A collective term for the Holborn and south Bloomsbury areas – and perhaps beyond
“NY Times takes space in Midtown for new HQ” ran a headline in Property Week in December 2014. This was not a reference to developments in Manhattan but to the New York Times Company’s proposed new UK headquarters at 18 Museum Street in Bloomsbury.
In a London context, the term ‘Midtown’ made its first appearance sometime around 1990. Ever since then, respected bloggers like Christopher Fowler (among many others) have been ridiculing it and insisting that it never will (or never did) catch on. And yet it refuses to go away – unlike failed inventions such as ‘Cityside’ and ‘Noho’.
The reason for its appeal to real estate developers, letting agents and property journalists is obvious: ‘Midtown’ is an internationally recognisable concept. Even if you know nothing at all about London – let alone how to spell or pronounce ‘Holborn’ – ‘Midtown’ sounds like a good place to be.
Its precise whereabouts, however, is uncertain – if one accepts that it exists at all. Having first taken root somewhere around the southern end of Procter Street, it has since expanded in all directions, but especially north-westwards and along major thoroughfares. Some extremists define Midtown as the whole area between the City and the West End.
Established in 2005, the Midtown business improvement district (BID) originally covered most of the area shown on the map below and a few parts beyond. Subsequently calling itself BEE Midtown, its remit was expanded to include St Giles, Farringdon and Clerkenwell, which is almost as big an area as that represented by the Midtown business club, which wildly asserts that “the Midtown area of London broadly extends to Euston Road in the north, the Thames in the south, Farringdon Street/Road in the east and Trafalgar Square/Tottenham Court Road in the west.”
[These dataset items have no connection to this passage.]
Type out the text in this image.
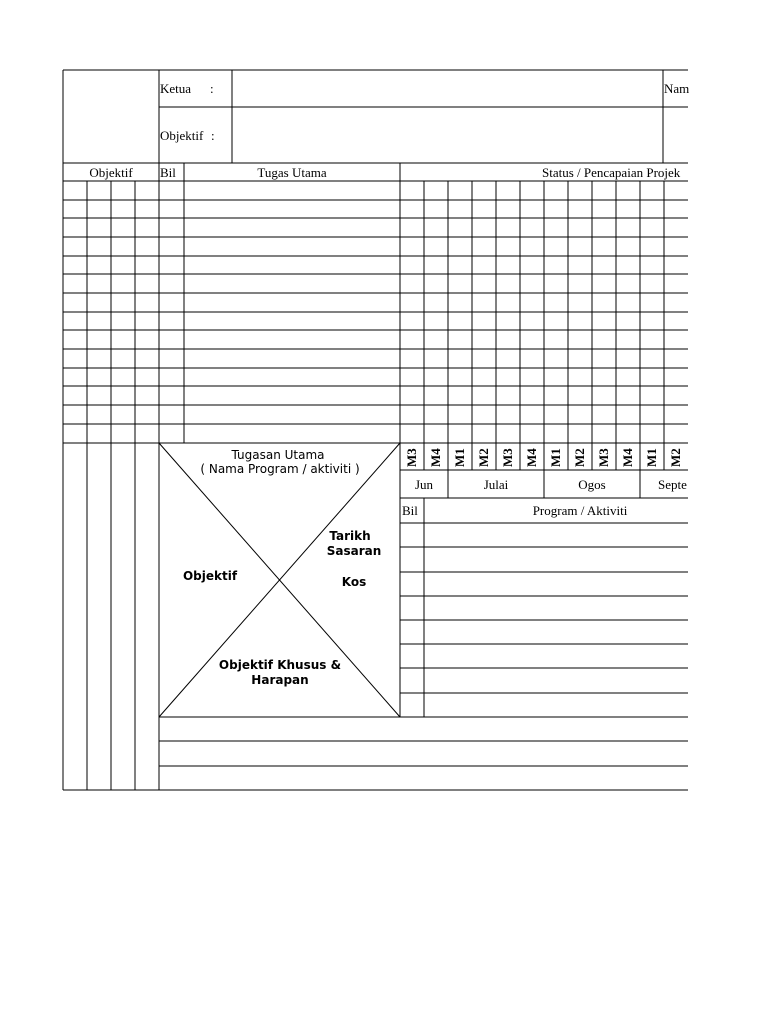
Ketua :	Nam
Objektif :
Objektif Bil	Tugas Utama	Status / Pencapaian Projek
M3 M4 M1 M2 M3 M4 M1 M2 M3 M4 M1 M2
Jun	Julai	Ogos	Septe
Tugasan Utama
( Nama Program / aktiviti )
Objektif
Tarikh
Sasaran
Kos
Objektif Khusus &
Harapan
Bil	Program / Aktiviti
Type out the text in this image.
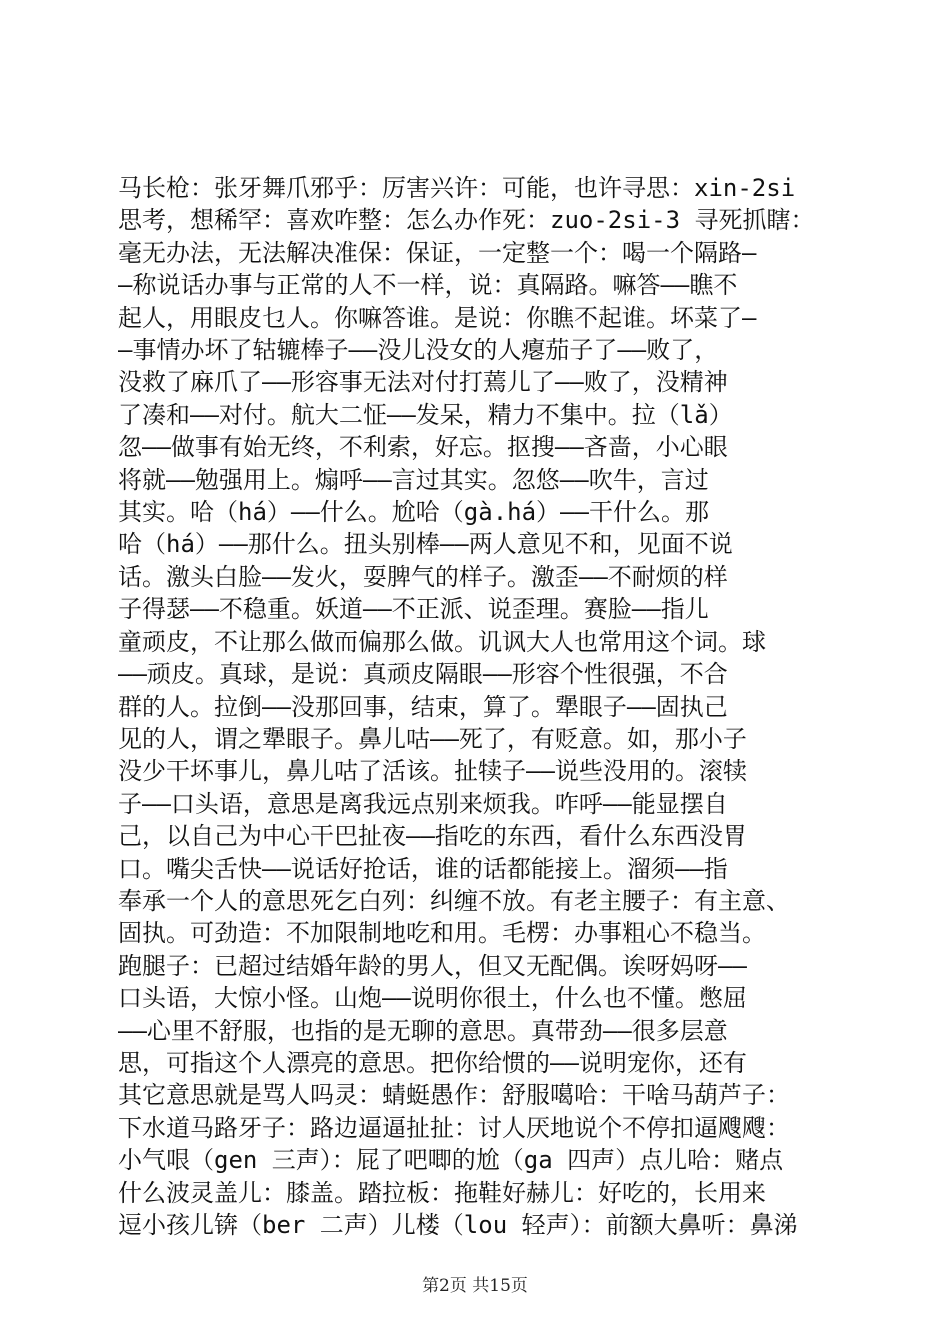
马长枪：张牙舞爪邪乎：厉害兴许：可能，也许寻思：xin-2si
思考，想稀罕：喜欢咋整：怎么办作死：zuo-2si-3 寻死抓瞎：
毫无办法，无法解决准保：保证，一定整一个：喝一个隔路—
—称说话办事与正常的人不一样，说：真隔路。嘛答——瞧不
起人，用眼皮乜人。你嘛答谁。是说：你瞧不起谁。坏菜了—
—事情办坏了轱辘棒子——没儿没女的人瘪茄子了——败了，
没救了麻爪了——形容事无法对付打蔫儿了——败了，没精神
了凑和——对付。航大二怔——发呆，精力不集中。拉（lǎ）
忽——做事有始无终，不利索，好忘。抠搜——吝啬，小心眼
将就——勉强用上。煽呼——言过其实。忽悠——吹牛，言过
其实。哈（há）——什么。尬哈（gà.há）——干什么。那
哈（há）——那什么。扭头别棒——两人意见不和，见面不说
话。激头白脸——发火，耍脾气的样子。激歪——不耐烦的样
子得瑟——不稳重。妖道——不正派、说歪理。赛脸——指儿
童顽皮，不让那么做而偏那么做。讥讽大人也常用这个词。球
——顽皮。真球，是说：真顽皮隔眼——形容个性很强，不合
群的人。拉倒——没那回事，结束，算了。犟眼子——固执己
见的人，谓之犟眼子。鼻儿咕——死了，有贬意。如，那小子
没少干坏事儿，鼻儿咕了活该。扯犊子——说些没用的。滚犊
子——口头语，意思是离我远点别来烦我。咋呼——能显摆自
己，以自己为中心干巴扯夜——指吃的东西，看什么东西没胃
口。嘴尖舌快——说话好抢话，谁的话都能接上。溜须——指
奉承一个人的意思死乞白列：纠缠不放。有老主腰子：有主意、
固执。可劲造：不加限制地吃和用。毛楞：办事粗心不稳当。
跑腿子：已超过结婚年龄的男人，但又无配偶。诶呀妈呀——
口头语，大惊小怪。山炮——说明你很土，什么也不懂。憋屈
——心里不舒服，也指的是无聊的意思。真带劲——很多层意
思，可指这个人漂亮的意思。把你给惯的——说明宠你，还有
其它意思就是骂人吗灵：蜻蜓愚作：舒服噶哈：干啥马葫芦子：
下水道马路牙子：路边逼逼扯扯：讨人厌地说个不停扣逼飕飕：
小气哏（gen 三声）：屁了吧唧的尬（ga 四声）点儿哈：赌点
什么波灵盖儿：膝盖。踏拉板：拖鞋好赫儿：好吃的，长用来
逗小孩儿锛（ber 二声）儿楼（lou 轻声）：前额大鼻听：鼻涕
第2页 共15页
Midtown’s biggest employers have historically been government agencies and professional services providers like insurers, lawyers, accountants and recruitment consultants – but the marketing hype has succeeded in luring more glamorous businesses, especially in the media sector.
When Midtown first began to take off, the resurgence of this often overlooked area was driven by relatively competitive rents but this advantage began to decline in the early years of the 21st century. Research conducted in summer 2014 by the property consultants CBRE revealed that Midtown was outperforming the rest of the central London leasing market. The Evening Standard’s Jonathan Prynn later proclaimed that “Midtown is boomtown” – adding that “a cluster of hip hotels, slick developments and rapidly rising rents mean the area east of Oxford Street has finally arrived.”
In 2021 the Midtown BID (aka BEE Midtown) effectively admitted defeat in its attempt to rebrand the area and instead rebranded itself – as the Central District Alliance.